21 FEBBRAIO – A distanza di pochi giorni abbiamo assistito alla caduta di due personaggi che più distanti e diversi fra loro non potrebbero essere, ma che sono accomunati dalla coincidenza dell’avere lo stesso nome: Oscar Pistorius e Oscar Giannino. E tutto questo nella settimana che porta alla mitica “notte degli Oscar”, quella in cui Hollywood celebra sè stessa e in cui vengono consegnate ai divi del cinema le statuette d’oro come premio per la produzione cinematografica dell’ultimo anno.
Una situazione di per sè quasi grottesca, se non fosse che nel caso di Pistorius si sta parlando purtroppo di una sanguinosa tragedia, che ha portato alla morte della bellissima
Reeva Steenkamp, la modella sudafricana compagna dell’atleta. La ragazza è stata uccisa dal suo stesso fidanzato ed è in atto un processo, in questi giorni, che ha grande riscontro mediatico in tutto il mondo. D’altronde non potrebbe essere diversamente: il “Blade Runner” dell’atletica leggera aveva commosso tutti per le sue battaglie, che hanno assunto valore simbolico per tutti gli atleti paralimpici. Grazie alla sua caparbietà, il corridore sudafricano ha potuto gareggiare alle recenti
Olimpiadi di Londra 2012 con i cosiddetti normodotati. Un risultato storico e di per sé davvero significativo. Il ragazzo è stato “adottato” un po’ da tutto il mondo per quel suo sorriso un po’ guascone e quel suo coraggio capace di portarlo oltre ogni ostacolo e difficoltà. Sarà anche per questo che le cronache non hanno mai indugiato troppo sui suoi eccessi nella vita privata. In fondo un “simbolo” vale proprio in quanto tale e non occorre scavare troppo a fondo nelle sue “magagne”. Entrato nel pieno dello showbusiness, Pistorius ha quindi potuto godere di una sorta di immunità diplomatica che in qualche modo gli ha consentito di coprire la non irreprensibile vita, fatta di amore per le armi, violenze domestiche ai danni di qualche ex fidanzata, eccessi con alcool (che hanno causato anche un incidente con il motoscafo in cui ha rischiato seriamente la vita) e altre sostanze più o meno illecite, e così via. Peccati non certo veniali, ma che sono emersi in tutta la loro prepotenza soltanto oggi che, con l’omicidio della fidanzata, l’immunità è improvvisamente caduta e anzi, a quel punto, come un branco di sciacalli, ci si è avventati sulla preda-Pistorius in cerca di ulteriori scoop. Con il senno di poi, forse, viene facile pensare che un po’ meno di superficialità prima avrebbe, chissà, potuto salvare Reeva, poi. Ora ai giudici toccherà capire cos’è successo in quella maledetta notte di
San Valentino. Certamente non ci sono altri responsabili se non lui. Bisognerà solo accertarne le motivazioni, la volontarietà o meno del delitto, l’eventuale uso di sostanze che possano aver alterato le capacità e via dicendo. Pistorius ha rovinato la sua immagine e la sua carriera. I suoi sponsor si sono ritirati uno dietro l’altro, com’era inevitabile che fosse. Una brutta storia, che forse nessun giornalista avrebbe voluto raccontare.

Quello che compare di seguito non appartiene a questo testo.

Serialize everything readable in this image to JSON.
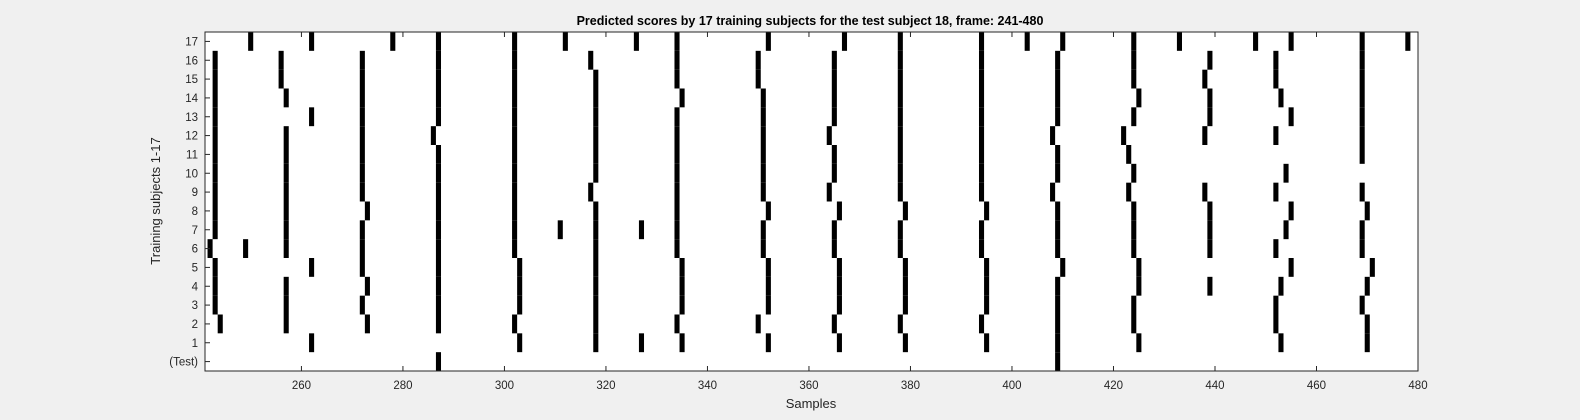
{
  "chart_data": {
    "type": "heatmap",
    "title": "Predicted scores by 17 training subjects for the test subject 18, frame: 241-480",
    "xlabel": "Samples",
    "ylabel": "Training subjects 1-17",
    "xlim": [
      241,
      480
    ],
    "x_ticks": [
      260,
      280,
      300,
      320,
      340,
      360,
      380,
      400,
      420,
      440,
      460,
      480
    ],
    "y_tick_labels": [
      "(Test)",
      "1",
      "2",
      "3",
      "4",
      "5",
      "6",
      "7",
      "8",
      "9",
      "10",
      "11",
      "12",
      "13",
      "14",
      "15",
      "16",
      "17"
    ],
    "grid": false,
    "colors": {
      "mark": "#000000",
      "background": "#ffffff",
      "figure": "#f0f0f0"
    },
    "rows": [
      {
        "label": "(Test)",
        "x": [
          287,
          409
        ]
      },
      {
        "label": "1",
        "x": [
          262,
          303,
          318,
          327,
          335,
          352,
          366,
          379,
          395,
          409,
          425,
          453,
          470
        ]
      },
      {
        "label": "2",
        "x": [
          244,
          257,
          273,
          287,
          302,
          318,
          334,
          350,
          365,
          378,
          394,
          409,
          424,
          452,
          470
        ]
      },
      {
        "label": "3",
        "x": [
          243,
          257,
          272,
          287,
          303,
          318,
          335,
          352,
          366,
          379,
          395,
          409,
          424,
          452,
          469
        ]
      },
      {
        "label": "4",
        "x": [
          243,
          257,
          273,
          287,
          303,
          318,
          335,
          352,
          366,
          379,
          395,
          409,
          425,
          439,
          453,
          470
        ]
      },
      {
        "label": "5",
        "x": [
          243,
          262,
          272,
          287,
          303,
          318,
          335,
          352,
          366,
          379,
          395,
          410,
          425,
          455,
          471
        ]
      },
      {
        "label": "6",
        "x": [
          242,
          249,
          257,
          272,
          287,
          302,
          318,
          334,
          351,
          365,
          378,
          394,
          409,
          424,
          439,
          452,
          469
        ]
      },
      {
        "label": "7",
        "x": [
          243,
          257,
          272,
          287,
          302,
          311,
          318,
          327,
          334,
          351,
          365,
          378,
          394,
          409,
          424,
          439,
          454,
          469
        ]
      },
      {
        "label": "8",
        "x": [
          243,
          257,
          273,
          287,
          302,
          318,
          334,
          352,
          366,
          379,
          395,
          409,
          424,
          439,
          455,
          470
        ]
      },
      {
        "label": "9",
        "x": [
          243,
          257,
          272,
          287,
          302,
          317,
          334,
          351,
          364,
          378,
          394,
          408,
          423,
          438,
          452,
          469
        ]
      },
      {
        "label": "10",
        "x": [
          243,
          257,
          272,
          287,
          302,
          318,
          334,
          351,
          365,
          378,
          394,
          409,
          424,
          454
        ]
      },
      {
        "label": "11",
        "x": [
          243,
          257,
          272,
          287,
          302,
          318,
          334,
          351,
          365,
          378,
          394,
          409,
          423,
          469
        ]
      },
      {
        "label": "12",
        "x": [
          243,
          257,
          272,
          286,
          302,
          318,
          334,
          351,
          364,
          378,
          394,
          408,
          422,
          438,
          452,
          469
        ]
      },
      {
        "label": "13",
        "x": [
          243,
          262,
          272,
          287,
          302,
          318,
          334,
          351,
          365,
          378,
          394,
          409,
          424,
          439,
          455,
          469
        ]
      },
      {
        "label": "14",
        "x": [
          243,
          257,
          272,
          287,
          302,
          318,
          335,
          351,
          365,
          378,
          394,
          409,
          425,
          439,
          453,
          469
        ]
      },
      {
        "label": "15",
        "x": [
          243,
          256,
          272,
          287,
          302,
          318,
          334,
          350,
          365,
          378,
          394,
          409,
          424,
          438,
          452,
          469
        ]
      },
      {
        "label": "16",
        "x": [
          243,
          256,
          272,
          287,
          302,
          317,
          334,
          350,
          365,
          378,
          394,
          409,
          424,
          439,
          452,
          469
        ]
      },
      {
        "label": "17",
        "x": [
          250,
          262,
          278,
          287,
          302,
          312,
          326,
          334,
          352,
          367,
          378,
          394,
          403,
          410,
          424,
          433,
          448,
          455,
          469,
          478
        ]
      }
    ]
  }
}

Cambiando totalmente scenario, in Italia, a pochissimi giorni dalle elezioni, abbiamo assistito alla caduta d’immagine di un altro Oscar. Giannino ha dovuto dimettersi a causa di alcune dichiarazioni false sul proprio curriculum dove ha scritto di aver conseguito un master alla
Chicago Booth mai realmente ottenuto. Bugia, peraltro, ribadita in più di qualche intervista. Denunciato pubblicamente da
Luigi Zingales, cofondatore del movimento “Fare per fermare il declino”, Giannino si è dimesso dalla carica di presidente e di candidato premier. Un gesto che in Italia forse non ha precedenti, visto che la motivazione, grave e importante, è sempre stata da noi ritenuta non sufficiente dai nostri politici per rassegnare le dimissioni. Gli esempi sarebbero tantissimi e non vale qui la pena elencarli. Di certo la “bugia” in quanto tale non può più essere tollerata – come peraltro fanno nell’universo anglo-sassone da sempre – in un Paese come il nostro che ha bisogno di un radicale e decisivo rinnovamento, a cominciare proprio dallo stile e dal galateo della politica. Quindi pur biasimando un uomo che evidentemente ha sentito il bisogno di autoaffibbiarsi titoli mai conseguiti (il che lo rende ai nostri occhi pateticamente triste, senza contare l’inutilità del gesto dato che in Italia, i curricula, ormai non li legge più nessuno) va comunque speso un timido plauso per il gesto dimissionario, visto che comunque rappresenta un piccolo esempio per coloro che predicano rinnovamento. “Fare per fermare il declino” ha affidato l’incarico di presidente all’avvocato
Silvia Enrico, la quale si trova ora a dover affrontare questi ultimi giorni di campagna elettorale. C’è da chiedersi cosa possano aver pensato i militanti del movimento che hanno lottato “anema ‘e’ core” in questi mesi per proporre un’immagine di rinnovamento quando il loro leader cade nei soliti vecchi vizi italiani…e gli elettori, quelli soprattutto di centrodestra che, schifati ormai dalla ricetta PdL, si riconoscevano proprio in Giannino come eventuale partito della coscienza…una delusione da cui, è facile prevedere, uscirà vincitore ulteriormente il “Movimento a 5 Stelle” di Grillo.